Харальд закрыл лицо руками:
— Значит, все кончено.
— Просто надо подождать несколько дней — пока я не поправлюсь.
— Сегодня вечером приходил Хансен. На этот раз вместе с женщиной из полиции, некоей госпожой Йесперсен. Она зашла в церковь и тут же все поняла. Она догадалась, что я там живу и собираюсь улететь на «Хорнет моте».
— Быть того не может! И что же она сделала?
— Она отправилась за своим начальником — за Петером Флеммингом. Хансена она оставила наблюдать за церковью и велела стрелять в меня, если я попытаюсь сбежать.
— И что ты будешь делать?
— Я уже подрался с Хансеном, и мне удалось его связать.
— О господи! И где же он сейчас?
— В багажнике «роллс-ройса».
— Ах ты злодей! — хмыкнула она.
— Я думал, если нам удастся вернуться в Кирстенслот раньше Петера и госпожи Йесперсен, можно будет улететь. Но теперь…
— Шанс все-таки есть! Самолетом можешь управлять ты!
— Я не могу — я только один раз пробовал.
— Я буду говорить, что делать. И штурвал смогу поворачивать — левой рукой.
— Ты это серьезно?
— Абсолютно!
Харальд кивнул:
— Ну, хорошо. Попробуем. Остается надеяться, что поезд Петера задержится.
Гермия заметила Петера Флемминга еще на пароме. Она тут же вспомнила рыжеусого мужчину в твидовом костюме, которого встретила на вокзале в Морлунде. Он показался ей знакомым. Шляпа и усы ее смутили, но вскоре память подсказала ей, кто это.

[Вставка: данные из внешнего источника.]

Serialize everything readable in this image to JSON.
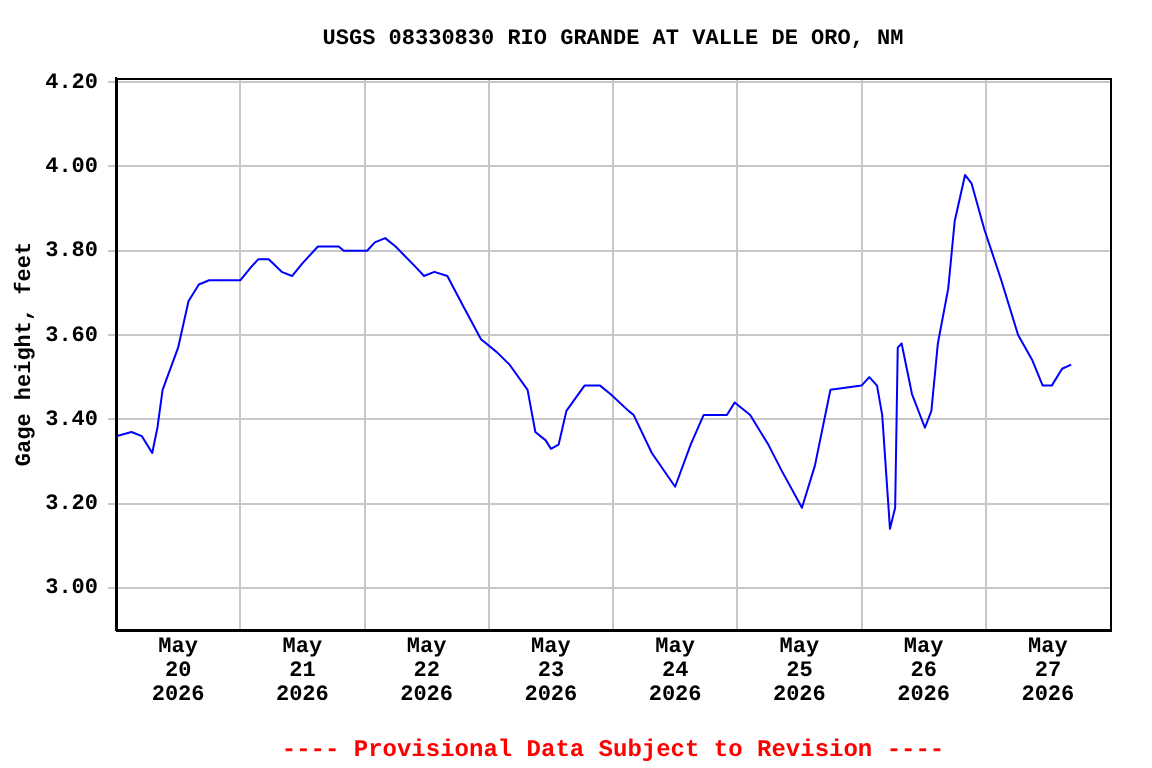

Петер Флемминг. Она встречалась с ним несколько лет назад, когда они с Арне еще были так безоблачно счастливы. Петер служил в полиции. Она догадалась, что он за ней следит, и внутренне похолодела. Только вот почему Петер ее не арестовал? Она же английская шпионка. Что у него на уме? А вдруг он, как и она, разыскивает Харальда?

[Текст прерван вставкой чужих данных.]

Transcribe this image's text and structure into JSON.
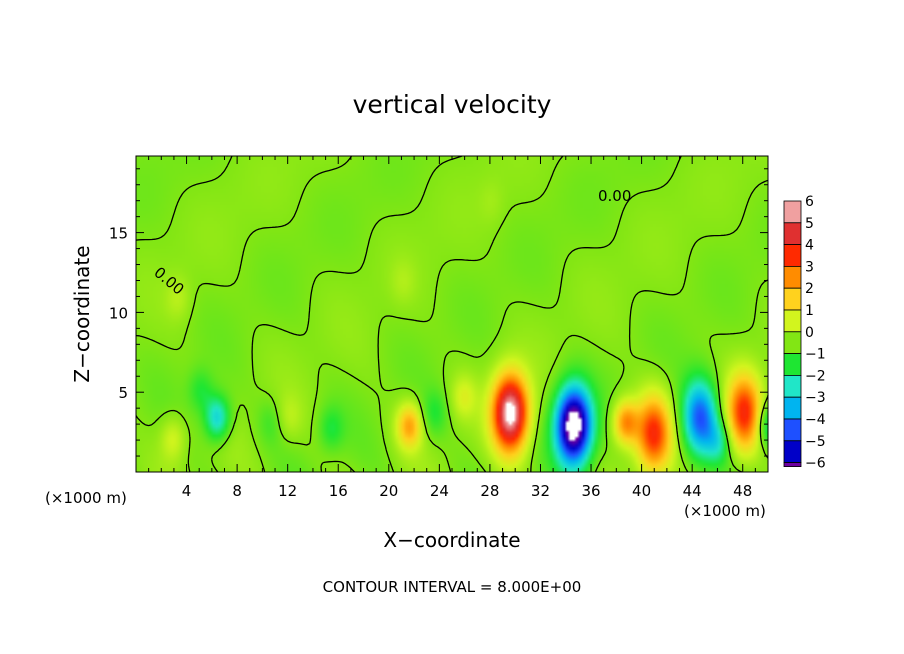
{
  "chart_data": {
    "type": "heatmap",
    "title": "vertical velocity",
    "xlabel": "X−coordinate",
    "ylabel": "Z−coordinate",
    "x_unit_left": "(×1000 m)",
    "x_unit_right": "(×1000 m)",
    "footer": "CONTOUR INTERVAL = 8.000E+00",
    "contour_label": "0.00",
    "xlim": [
      0,
      50
    ],
    "ylim": [
      0,
      19.8
    ],
    "x_ticks": [
      4,
      8,
      12,
      16,
      20,
      24,
      28,
      32,
      36,
      40,
      44,
      48
    ],
    "x_tick_labels": [
      "4",
      "8",
      "12",
      "16",
      "20",
      "24",
      "28",
      "32",
      "36",
      "40",
      "44",
      "48"
    ],
    "y_ticks": [
      5,
      10,
      15
    ],
    "y_tick_labels": [
      "5",
      "10",
      "15"
    ],
    "colorbar": {
      "levels": [
        6,
        5,
        4,
        3,
        2,
        1,
        0,
        -1,
        -2,
        -3,
        -4,
        -5,
        -6
      ],
      "labels": [
        "6",
        "5",
        "4",
        "3",
        "2",
        "1",
        "0",
        "−1",
        "−2",
        "−3",
        "−4",
        "−5",
        "−6"
      ],
      "colors": [
        "#f0a0a0",
        "#e03030",
        "#ff2a00",
        "#ff8c00",
        "#ffd21e",
        "#d2f51e",
        "#82e614",
        "#1ee632",
        "#20e6c8",
        "#00b4f0",
        "#1e50ff",
        "#0000c8",
        "#6e00a0"
      ]
    },
    "features": [
      {
        "x": 2.8,
        "z": 2.2,
        "w": 1.1
      },
      {
        "x": 6.3,
        "z": 3.5,
        "w": -2.5
      },
      {
        "x": 5.0,
        "z": 5.2,
        "w": -1.0
      },
      {
        "x": 3.2,
        "z": 11.0,
        "w": 0.6
      },
      {
        "x": 10.5,
        "z": 3.2,
        "w": -0.6
      },
      {
        "x": 12.0,
        "z": 3.5,
        "w": 0.6
      },
      {
        "x": 15.3,
        "z": 2.8,
        "w": -1.0
      },
      {
        "x": 21.5,
        "z": 3.0,
        "w": 2.6
      },
      {
        "x": 23.5,
        "z": 3.8,
        "w": -0.9
      },
      {
        "x": 25.8,
        "z": 4.8,
        "w": 1.0
      },
      {
        "x": 29.5,
        "z": 3.8,
        "w": 6.5
      },
      {
        "x": 34.5,
        "z": 3.0,
        "w": -7.0
      },
      {
        "x": 38.6,
        "z": 3.2,
        "w": 3.0
      },
      {
        "x": 40.8,
        "z": 2.5,
        "w": 4.0
      },
      {
        "x": 44.5,
        "z": 3.5,
        "w": -4.0
      },
      {
        "x": 46.0,
        "z": 2.0,
        "w": -1.5
      },
      {
        "x": 48.0,
        "z": 3.8,
        "w": 4.0
      },
      {
        "x": 50.0,
        "z": 3.0,
        "w": -2.0
      },
      {
        "x": 21.0,
        "z": 12.0,
        "w": 0.4
      },
      {
        "x": 28.0,
        "z": 17.0,
        "w": 0.3
      }
    ]
  }
}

Паром причалил, и Петер отправился за ней следом на копенгагенский поезд. Когда состав тронулся, она прошлась по вагонам и обнаружила его в купе первого класса.
Она вернулась на место. Да, события принимают неприятный оборот. Ни в коем случае нельзя выводить его на Харальда. Нужно избавиться от слежки. У Гермии было достаточно времени придумать, как это сделать. Поезд стоял на каждом полустанке и в Копенгаген прибыл только в десять вечера.

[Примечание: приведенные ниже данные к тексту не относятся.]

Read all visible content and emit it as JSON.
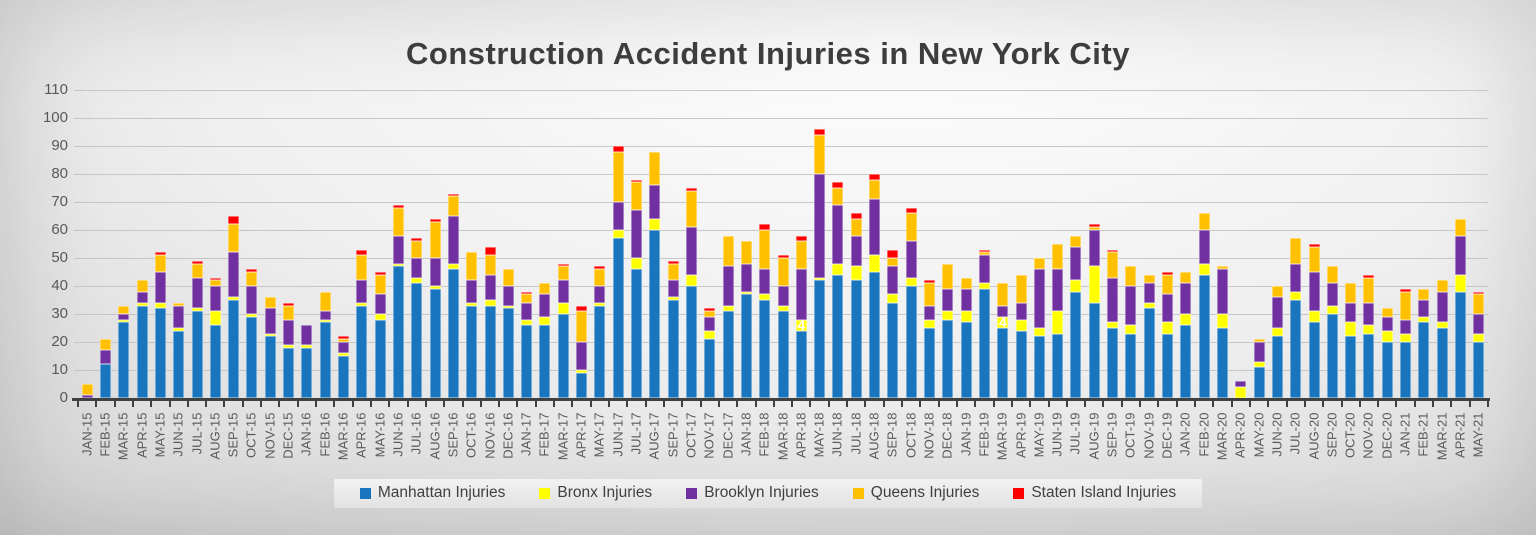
{
  "title": "Construction Accident Injuries in New York City",
  "colors": {
    "manhattan_blue": "#1976BE",
    "bronx_yellow": "#FFFF00",
    "brooklyn_purple": "#7030A0",
    "queens_orange": "#FFC000",
    "staten_island_red": "#FF0000",
    "title_text": "#3D3D3D",
    "axis_text": "#595959",
    "gridline": "#BFBFBF",
    "axis_line": "#404040",
    "legend_strip": "#E8E8E8"
  },
  "chart_data": {
    "type": "bar",
    "stacked": true,
    "title": "Construction Accident Injuries in New York City",
    "xlabel": "",
    "ylabel": "",
    "ylim": [
      0,
      110
    ],
    "grid": true,
    "legend_position": "bottom",
    "yticks": [
      0,
      10,
      20,
      30,
      40,
      50,
      60,
      70,
      80,
      90,
      100,
      110
    ],
    "categories": [
      "JAN-15",
      "FEB-15",
      "MAR-15",
      "APR-15",
      "MAY-15",
      "JUN-15",
      "JUL-15",
      "AUG-15",
      "SEP-15",
      "OCT-15",
      "NOV-15",
      "DEC-15",
      "JAN-16",
      "FEB-16",
      "MAR-16",
      "APR-16",
      "MAY-16",
      "JUN-16",
      "JUL-16",
      "AUG-16",
      "SEP-16",
      "OCT-16",
      "NOV-16",
      "DEC-16",
      "JAN-17",
      "FEB-17",
      "MAR-17",
      "APR-17",
      "MAY-17",
      "JUN-17",
      "JUL-17",
      "AUG-17",
      "SEP-17",
      "OCT-17",
      "NOV-17",
      "DEC-17",
      "JAN-18",
      "FEB-18",
      "MAR-18",
      "APR-18",
      "MAY-18",
      "JUN-18",
      "JUL-18",
      "AUG-18",
      "SEP-18",
      "OCT-18",
      "NOV-18",
      "DEC-18",
      "JAN-19",
      "FEB-19",
      "MAR-19",
      "APR-19",
      "MAY-19",
      "JUN-19",
      "JUL-19",
      "AUG-19",
      "SEP-19",
      "OCT-19",
      "NOV-19",
      "DEC-19",
      "JAN-20",
      "FEB-20",
      "MAR-20",
      "APR-20",
      "MAY-20",
      "JUN-20",
      "JUL-20",
      "AUG-20",
      "SEP-20",
      "OCT-20",
      "NOV-20",
      "DEC-20",
      "JAN-21",
      "FEB-21",
      "MAR-21",
      "APR-21",
      "MAY-21"
    ],
    "series": [
      {
        "name": "Manhattan Injuries",
        "color": "#1976BE",
        "values": [
          0,
          12,
          27,
          33,
          32,
          24,
          31,
          26,
          35,
          29,
          22,
          18,
          18,
          27,
          15,
          33,
          28,
          47,
          41,
          39,
          46,
          33,
          33,
          32,
          26,
          26,
          30,
          9,
          33,
          57,
          46,
          60,
          35,
          40,
          21,
          31,
          37,
          35,
          31,
          24,
          42,
          44,
          42,
          45,
          34,
          40,
          25,
          28,
          27,
          39,
          25,
          24,
          22,
          23,
          38,
          34,
          25,
          23,
          32,
          23,
          26,
          44,
          25,
          0,
          11,
          22,
          35,
          27,
          30,
          22,
          23,
          20,
          20,
          27,
          25,
          38,
          20
        ]
      },
      {
        "name": "Bronx Injuries",
        "color": "#FFFF00",
        "values": [
          0,
          0,
          1,
          1,
          2,
          1,
          1,
          5,
          1,
          1,
          1,
          1,
          1,
          1,
          1,
          1,
          2,
          1,
          2,
          1,
          2,
          1,
          2,
          1,
          2,
          3,
          4,
          1,
          1,
          3,
          4,
          4,
          1,
          4,
          3,
          2,
          1,
          2,
          2,
          4,
          1,
          4,
          5,
          6,
          3,
          3,
          3,
          3,
          4,
          2,
          4,
          4,
          3,
          8,
          4,
          13,
          2,
          3,
          2,
          4,
          4,
          4,
          5,
          4,
          2,
          3,
          3,
          4,
          3,
          5,
          3,
          4,
          3,
          2,
          2,
          6,
          3
        ]
      },
      {
        "name": "Brooklyn Injuries",
        "color": "#7030A0",
        "values": [
          1,
          5,
          2,
          4,
          11,
          8,
          11,
          9,
          16,
          10,
          9,
          9,
          7,
          3,
          4,
          8,
          7,
          10,
          7,
          10,
          17,
          8,
          9,
          7,
          6,
          8,
          8,
          10,
          6,
          10,
          17,
          12,
          6,
          17,
          5,
          14,
          10,
          9,
          7,
          18,
          37,
          21,
          11,
          20,
          10,
          13,
          5,
          8,
          8,
          10,
          4,
          6,
          21,
          15,
          12,
          13,
          16,
          14,
          7,
          10,
          11,
          12,
          16,
          2,
          7,
          11,
          10,
          14,
          8,
          7,
          8,
          5,
          5,
          6,
          11,
          14,
          7
        ]
      },
      {
        "name": "Queens Injuries",
        "color": "#FFC000",
        "values": [
          4,
          4,
          3,
          4,
          6,
          1,
          5,
          2,
          10,
          5,
          4,
          5,
          0,
          7,
          1,
          9,
          7,
          10,
          6,
          13,
          7,
          10,
          7,
          6,
          3,
          4,
          5,
          11,
          6,
          18,
          10,
          12,
          6,
          13,
          2,
          11,
          8,
          14,
          10,
          10,
          14,
          6,
          6,
          7,
          3,
          10,
          8,
          9,
          4,
          1,
          8,
          10,
          4,
          9,
          4,
          1,
          9,
          7,
          3,
          7,
          4,
          6,
          1,
          0,
          1,
          4,
          9,
          9,
          6,
          7,
          9,
          3,
          10,
          4,
          4,
          6,
          7
        ]
      },
      {
        "name": "Staten Island Injuries",
        "color": "#FF0000",
        "values": [
          0,
          0,
          0,
          0,
          1,
          0,
          1,
          1,
          3,
          1,
          0,
          1,
          0,
          0,
          1,
          2,
          1,
          1,
          1,
          1,
          1,
          0,
          3,
          0,
          1,
          0,
          1,
          2,
          1,
          2,
          1,
          0,
          1,
          1,
          1,
          0,
          0,
          2,
          1,
          2,
          2,
          2,
          2,
          2,
          3,
          2,
          1,
          0,
          0,
          1,
          0,
          0,
          0,
          0,
          0,
          1,
          1,
          0,
          0,
          1,
          0,
          0,
          0,
          0,
          0,
          0,
          0,
          1,
          0,
          0,
          1,
          0,
          1,
          0,
          0,
          0,
          1
        ]
      }
    ],
    "data_labels": [
      {
        "category": "APR-18",
        "series": "Bronx Injuries",
        "text": "4"
      },
      {
        "category": "MAR-19",
        "series": "Bronx Injuries",
        "text": "4"
      }
    ]
  }
}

Она спокойным шагом вышла из вокзала. Сад Тиволи был совсем рядом. Она купила билет и вошла. Фонари еще не включили, поэтому в лабиринте тропинок Гермии удалось оторваться от Петера. Она вышла через боковые ворота и огляделась. Его нигде не было.
Гермия отправилась на пригородную станцию и купила билет до Кирстенслота. На платформе, кроме нее, была женщина в синем берете.
Харальд осторожно приблизился к церкви.
Прошел дождь, и трава была мокрой. Легкий ветерок гнал по небу облака, но луна светила ярко. В кельях свет не горел. Все солдаты, кроме часового, спали. Харальд встал на бревно и заглянул в окно. Он видел только смутные очертания самолета и машины. Но кто-то вполне мог затаиться в засаде.
Послышались глухой удар и сдавленное покашливание. Наверное, это Хансен пытался высвободиться. Харальд влез в окно и прокрался к самолету. Достав из кабины фонарик, он осветил церковь. Ни души.
Он открыл багажник машины. Хансен лежал связанный, с кляпом во рту. Харальд проверил узлы: держатся.
— Харальд! Это ты? — услышал он громкий шепот.
В окне виднелся силуэт Карен. Ее привезли домой в карете «скорой помощи». Он открыл ей дверь. Карен вошла, прихрамывая. Она была в шубке, в руках держала одеяло.
— Ну как ты? — спросил Харальд.
— Больно чертовски, но жить буду.
— Ты что, мерзнешь? — спросил он, глядя на шубку.
— Нет. Но на полутора тысячах метров над Северным морем точно замерзну. Одеяло для тебя.
Он забрал его у Карен.
— Ты готова?
— Да.
Он нежно поцеловал ее, взял за здоровую руку.
— Я люблю тебя.
— И я тебя люблю.
— Правда? Ты раньше этого не говорила.